Tuition freeze coming?
Mike Menninger
The Daily Aztec
Feb 8, 2008
Gov. Arnold Schwarzenegger is calling for major tuition hikes to help ease California's fiscal crisis, but students in both the University of California and the California State University systems aren't going to let that happen without a fight.
Students and Families for Tuition Relief Now is organizing an initiative to freeze tuition within the UCs and the CSUs for five years. Students in bright yellow T-Shirts are petitioning for signatures to get the proposed College Affordability Act of 2008 on the November ballot at 30 campuses across California, including San Diego State.
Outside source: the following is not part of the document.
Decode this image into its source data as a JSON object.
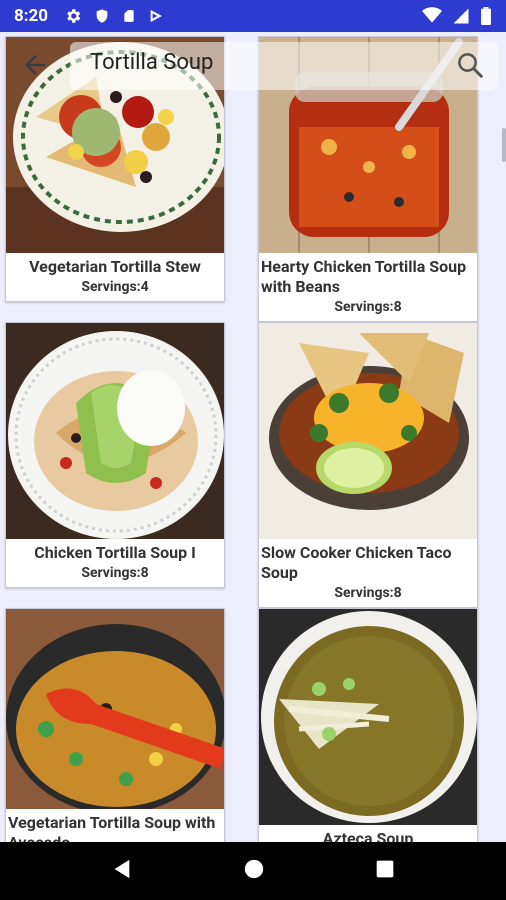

"This really started up over the summer," said Ami Patel, a spokesperson for Tuition Relief Now, which is headquartered near UC Berkeley. "With a 96 percent tuition increase at the UCs over the past five years, college is becoming more unaffordable. This (effort) will put it in the students' hands so they can reach out (to the voters)."
According to a survey conducted by the Public Policy Institute of California, 84 percent of those polled said college affordability is a problem. Tuition at both UC and CSU has nearly doubled over the past six years and is likely to increase again this year.
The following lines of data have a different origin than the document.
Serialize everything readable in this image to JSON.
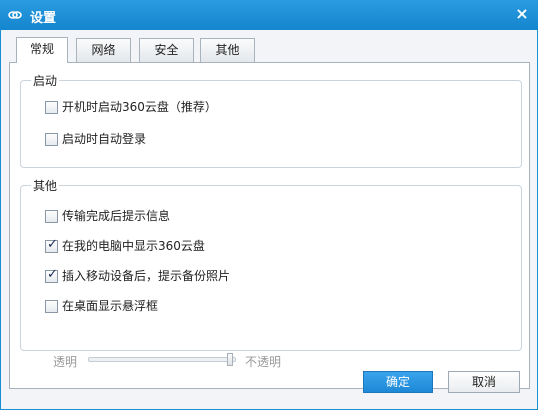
{
  "window": {
    "title": "设置",
    "close_symbol": "×",
    "logo_icon": "360-cloud-logo-icon",
    "title_bar_color": "#1a8fd1"
  },
  "tabs": [
    {
      "label": "常规",
      "active": true
    },
    {
      "label": "网络",
      "active": false
    },
    {
      "label": "安全",
      "active": false
    },
    {
      "label": "其他",
      "active": false
    }
  ],
  "startup_group": {
    "title": "启动",
    "options": [
      {
        "label": "开机时启动360云盘（推荐）",
        "checked": false
      },
      {
        "label": "启动时自动登录",
        "checked": false
      }
    ]
  },
  "other_group": {
    "title": "其他",
    "options": [
      {
        "label": "传输完成后提示信息",
        "checked": false
      },
      {
        "label": "在我的电脑中显示360云盘",
        "checked": true
      },
      {
        "label": "插入移动设备后，提示备份照片",
        "checked": true
      },
      {
        "label": "在桌面显示悬浮框",
        "checked": false
      }
    ],
    "opacity_slider": {
      "min_label": "透明",
      "max_label": "不透明",
      "value_fraction": 1.0,
      "enabled": false
    }
  },
  "buttons": {
    "ok": "确定",
    "cancel": "取消"
  },
  "check_symbol": "✓"
}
The act also calls for a 1 percent surcharge on personal incomes of more than $1 million. Sixty percent of that new revenue would go to both systems and benefit undergraduate education.
On Jan. 10, Schwarzenegger proposed a $312.9 million cut to the CSU budget that was approved by the CSU Board of Trustees for the 2008/2009 fiscal year.
"That's just the way the system is set up," said Claudia Keith, a spokesperson for CSU. "Though it unfortunately means less students get in and less classes are offered, we need to find ways to keep the system running."
Volunteers for Tuition Relief Now need to collect 434,000 valid signatures to get the proposed law on the ballot in November.